Она давно поняла, что добром все не кончится. Сколько вокруг одиноких женщин, вдов и незамужних! Она знала, она видела, как ведут себя в таких случаях мудрые жены — закрывают на все глаза, делают вид, что ничего не произошло и сами первые преграждают дорогу: «Не отдам! Мой!»
Лида так не могла. Тем более сейчас, когда он сам уже больше не звал ее. Сейчас она не обманывалась, встречая его отчужденный, незнакомый ей взгляд, это его равнодушие к себе — к жене, к женщине.
— Подготовился, значит?
— Почти.
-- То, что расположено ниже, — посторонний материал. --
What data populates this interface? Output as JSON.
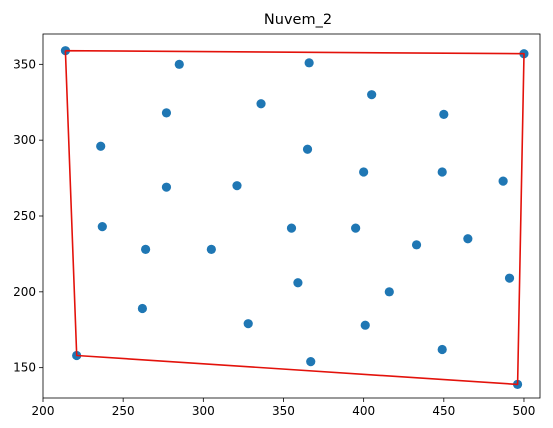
{
  "chart_data": {
    "type": "scatter",
    "title": "Nuvem_2",
    "xlabel": "",
    "ylabel": "",
    "xlim": [
      200,
      510
    ],
    "ylim": [
      130,
      370
    ],
    "xticks": [
      200,
      250,
      300,
      350,
      400,
      450,
      500
    ],
    "yticks": [
      150,
      200,
      250,
      300,
      350
    ],
    "grid": false,
    "points_color": "#1f77b4",
    "hull_color": "#e3120b",
    "points": [
      {
        "x": 214,
        "y": 359
      },
      {
        "x": 285,
        "y": 350
      },
      {
        "x": 366,
        "y": 351
      },
      {
        "x": 500,
        "y": 357
      },
      {
        "x": 405,
        "y": 330
      },
      {
        "x": 277,
        "y": 318
      },
      {
        "x": 336,
        "y": 324
      },
      {
        "x": 450,
        "y": 317
      },
      {
        "x": 236,
        "y": 296
      },
      {
        "x": 365,
        "y": 294
      },
      {
        "x": 277,
        "y": 269
      },
      {
        "x": 321,
        "y": 270
      },
      {
        "x": 400,
        "y": 279
      },
      {
        "x": 449,
        "y": 279
      },
      {
        "x": 487,
        "y": 273
      },
      {
        "x": 237,
        "y": 243
      },
      {
        "x": 355,
        "y": 242
      },
      {
        "x": 395,
        "y": 242
      },
      {
        "x": 264,
        "y": 228
      },
      {
        "x": 305,
        "y": 228
      },
      {
        "x": 433,
        "y": 231
      },
      {
        "x": 465,
        "y": 235
      },
      {
        "x": 359,
        "y": 206
      },
      {
        "x": 416,
        "y": 200
      },
      {
        "x": 491,
        "y": 209
      },
      {
        "x": 262,
        "y": 189
      },
      {
        "x": 328,
        "y": 179
      },
      {
        "x": 401,
        "y": 178
      },
      {
        "x": 449,
        "y": 162
      },
      {
        "x": 221,
        "y": 158
      },
      {
        "x": 367,
        "y": 154
      },
      {
        "x": 496,
        "y": 139
      }
    ],
    "hull": [
      {
        "x": 214,
        "y": 359
      },
      {
        "x": 500,
        "y": 357
      },
      {
        "x": 496,
        "y": 139
      },
      {
        "x": 221,
        "y": 158
      },
      {
        "x": 214,
        "y": 359
      }
    ]
  }
}
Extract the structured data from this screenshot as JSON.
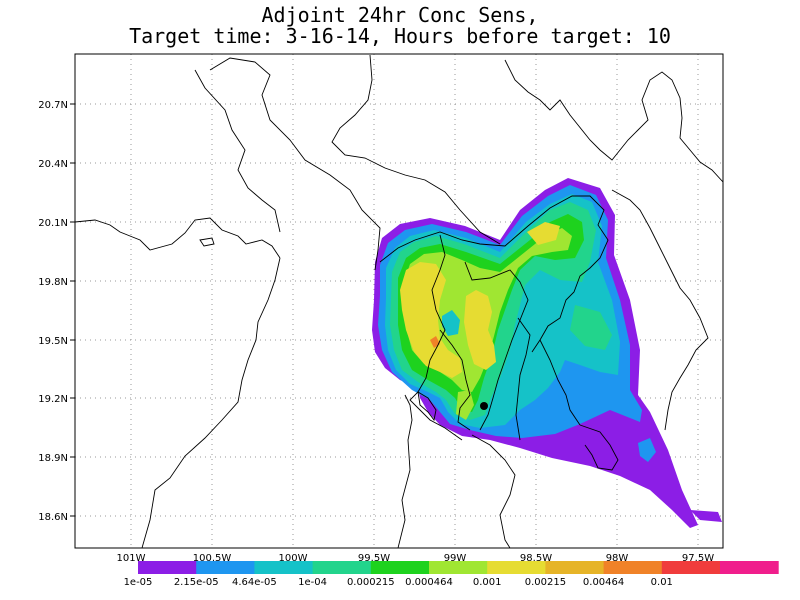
{
  "title": {
    "line1": "Adjoint 24hr Conc Sens,",
    "line2": "Target time: 3-16-14, Hours before target: 10"
  },
  "map": {
    "lat_labels": [
      "20.7N",
      "20.4N",
      "20.1N",
      "19.8N",
      "19.5N",
      "19.2N",
      "18.9N",
      "18.6N"
    ],
    "lon_labels": [
      "101W",
      "100.5W",
      "100W",
      "99.5W",
      "99W",
      "98.5W",
      "98W",
      "97.5W"
    ],
    "marker": "target-point",
    "colors": {
      "purple": "#8c1ee6",
      "lightblue": "#1e96f0",
      "teal": "#15c2c8",
      "seagreen": "#22d48c",
      "green": "#1ed21e",
      "lime": "#a0e632",
      "yellow": "#e6dc32",
      "gold": "#e6b428",
      "orange": "#f08228",
      "red": "#f03c3c",
      "magenta": "#f01e8c"
    }
  },
  "colorbar": {
    "colors": [
      "#8c1ee6",
      "#1e96f0",
      "#15c2c8",
      "#22d48c",
      "#1ed21e",
      "#a0e632",
      "#e6dc32",
      "#e6b428",
      "#f08228",
      "#f03c3c",
      "#f01e8c"
    ],
    "labels": [
      "1e-05",
      "2.15e-05",
      "4.64e-05",
      "1e-04",
      "0.000215",
      "0.000464",
      "0.001",
      "0.00215",
      "0.00464",
      "0.01"
    ]
  }
}
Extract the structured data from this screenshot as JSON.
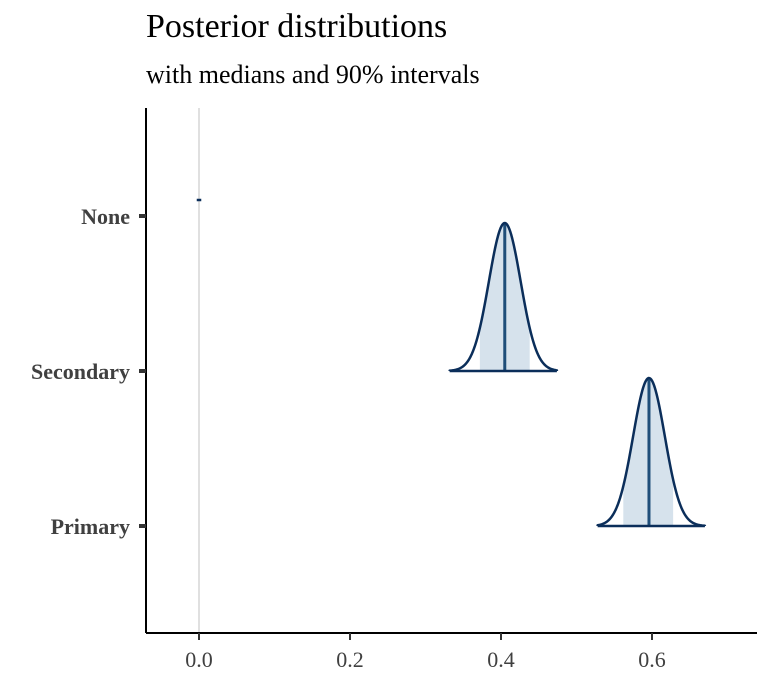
{
  "chart_data": {
    "type": "ridgeline",
    "title": "Posterior distributions",
    "subtitle": "with medians and 90% intervals",
    "xlabel": "",
    "ylabel": "",
    "xlim": [
      -0.07,
      0.74
    ],
    "x_ticks": [
      "0.0",
      "0.2",
      "0.4",
      "0.6"
    ],
    "x_tick_values": [
      0.0,
      0.2,
      0.4,
      0.6
    ],
    "reference_line_x": 0.0,
    "grid": false,
    "categories": [
      "None",
      "Secondary",
      "Primary"
    ],
    "series": [
      {
        "name": "None",
        "median": 0.0,
        "interval_90": [
          0.0,
          0.0
        ],
        "range": [
          -0.003,
          0.003
        ],
        "sd": 0.0
      },
      {
        "name": "Secondary",
        "median": 0.405,
        "interval_90": [
          0.372,
          0.438
        ],
        "range": [
          0.332,
          0.474
        ],
        "sd": 0.021
      },
      {
        "name": "Primary",
        "median": 0.596,
        "interval_90": [
          0.562,
          0.628
        ],
        "range": [
          0.528,
          0.67
        ],
        "sd": 0.021
      }
    ],
    "colors": {
      "outline": "#0b2e5a",
      "interval_fill": "#d6e2ec",
      "median_line": "#1f4e79",
      "reference_line": "#e0e0e0",
      "axis": "#000000"
    }
  }
}
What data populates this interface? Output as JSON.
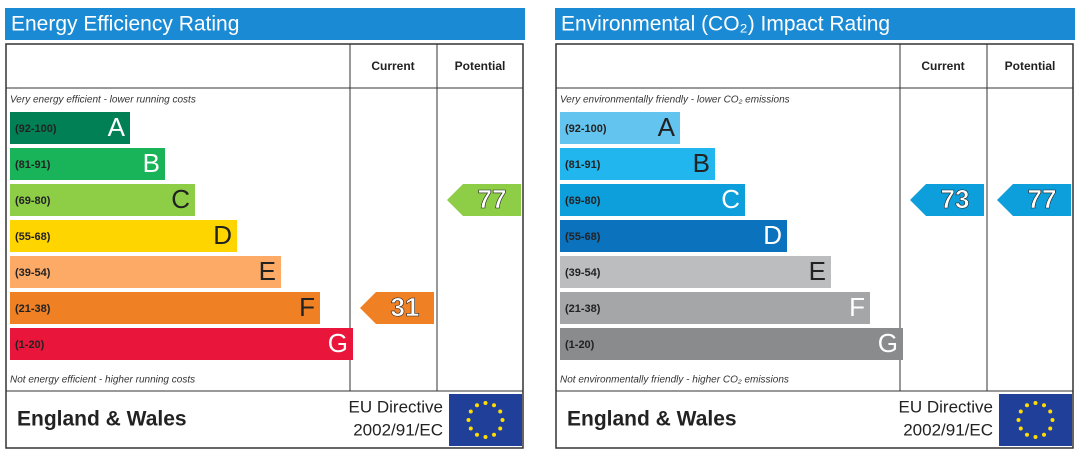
{
  "chart_data": [
    {
      "type": "epc",
      "title": "Energy Efficiency Rating",
      "columns": [
        "Current",
        "Potential"
      ],
      "top_note": "Very energy efficient - lower running costs",
      "bottom_note": "Not energy efficient - higher running costs",
      "bands": [
        {
          "range": "(92-100)",
          "letter": "A",
          "color": "#008054",
          "text_color": "#ffffff"
        },
        {
          "range": "(81-91)",
          "letter": "B",
          "color": "#19b459",
          "text_color": "#ffffff"
        },
        {
          "range": "(69-80)",
          "letter": "C",
          "color": "#8dce46",
          "text_color": "#222222"
        },
        {
          "range": "(55-68)",
          "letter": "D",
          "color": "#ffd500",
          "text_color": "#222222"
        },
        {
          "range": "(39-54)",
          "letter": "E",
          "color": "#fcaa65",
          "text_color": "#222222"
        },
        {
          "range": "(21-38)",
          "letter": "F",
          "color": "#ef8023",
          "text_color": "#222222"
        },
        {
          "range": "(1-20)",
          "letter": "G",
          "color": "#e9153b",
          "text_color": "#ffffff"
        }
      ],
      "current": 31,
      "potential": 77,
      "region": "England & Wales",
      "directive": "EU Directive",
      "directive_number": "2002/91/EC"
    },
    {
      "type": "epc",
      "title": "Environmental (CO₂) Impact Rating",
      "columns": [
        "Current",
        "Potential"
      ],
      "top_note": "Very environmentally friendly - lower CO₂ emissions",
      "bottom_note": "Not environmentally friendly - higher CO₂ emissions",
      "bands": [
        {
          "range": "(92-100)",
          "letter": "A",
          "color": "#63c5ef",
          "text_color": "#222222"
        },
        {
          "range": "(81-91)",
          "letter": "B",
          "color": "#21b6ed",
          "text_color": "#222222"
        },
        {
          "range": "(69-80)",
          "letter": "C",
          "color": "#0d9fdb",
          "text_color": "#ffffff"
        },
        {
          "range": "(55-68)",
          "letter": "D",
          "color": "#0b73be",
          "text_color": "#ffffff"
        },
        {
          "range": "(39-54)",
          "letter": "E",
          "color": "#bbbdbf",
          "text_color": "#222222"
        },
        {
          "range": "(21-38)",
          "letter": "F",
          "color": "#a4a6a8",
          "text_color": "#ffffff"
        },
        {
          "range": "(1-20)",
          "letter": "G",
          "color": "#8a8b8d",
          "text_color": "#ffffff"
        }
      ],
      "current": 73,
      "potential": 77,
      "region": "England & Wales",
      "directive": "EU Directive",
      "directive_number": "2002/91/EC"
    }
  ]
}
Я хочу тебе сказать… Хочу, чтобы ты знала: эту нашу неопределенность, это бессмысленное одиночество я дальше терпеть не желаю. Довольно!
— Нашел утешительницу?
Протасевич не отвел глаз.
— Нашел.
— Очень хорошо. А дети? — она тоже умела владеть собой.
— Дети? — Сколько он ни думал о предстоящем разговоре, но и теперь не знал, что ответить на такой вопрос.
Андрей отшатнулся от окна, на мгновение закрыл глаза и вспомнил в эту самую минуту Валю. «А дети?» — тоже спросила она тогда. Усилием воли Протасевич очнулся от забытья, которое сковало его на одну только секунду, и увидел в дверях своих детей — Таню и Алика.
— Папа, Вовка Фоменко бил нашего Алика, так я ему так дала! Мы с Аликом дали ему!
— Мы дали ему с Таней, — удовлетворенно повторил вслед за сестрой Алик.
Вид у обоих был воинственный. Они вывалялись в снегу, щеки на морозе раскраснелись, глаза горели.
— Ах вы мои аники-воины! — чувствуя, как оттаивает его сердце, не сумел удержаться, пошел навстречу им отец.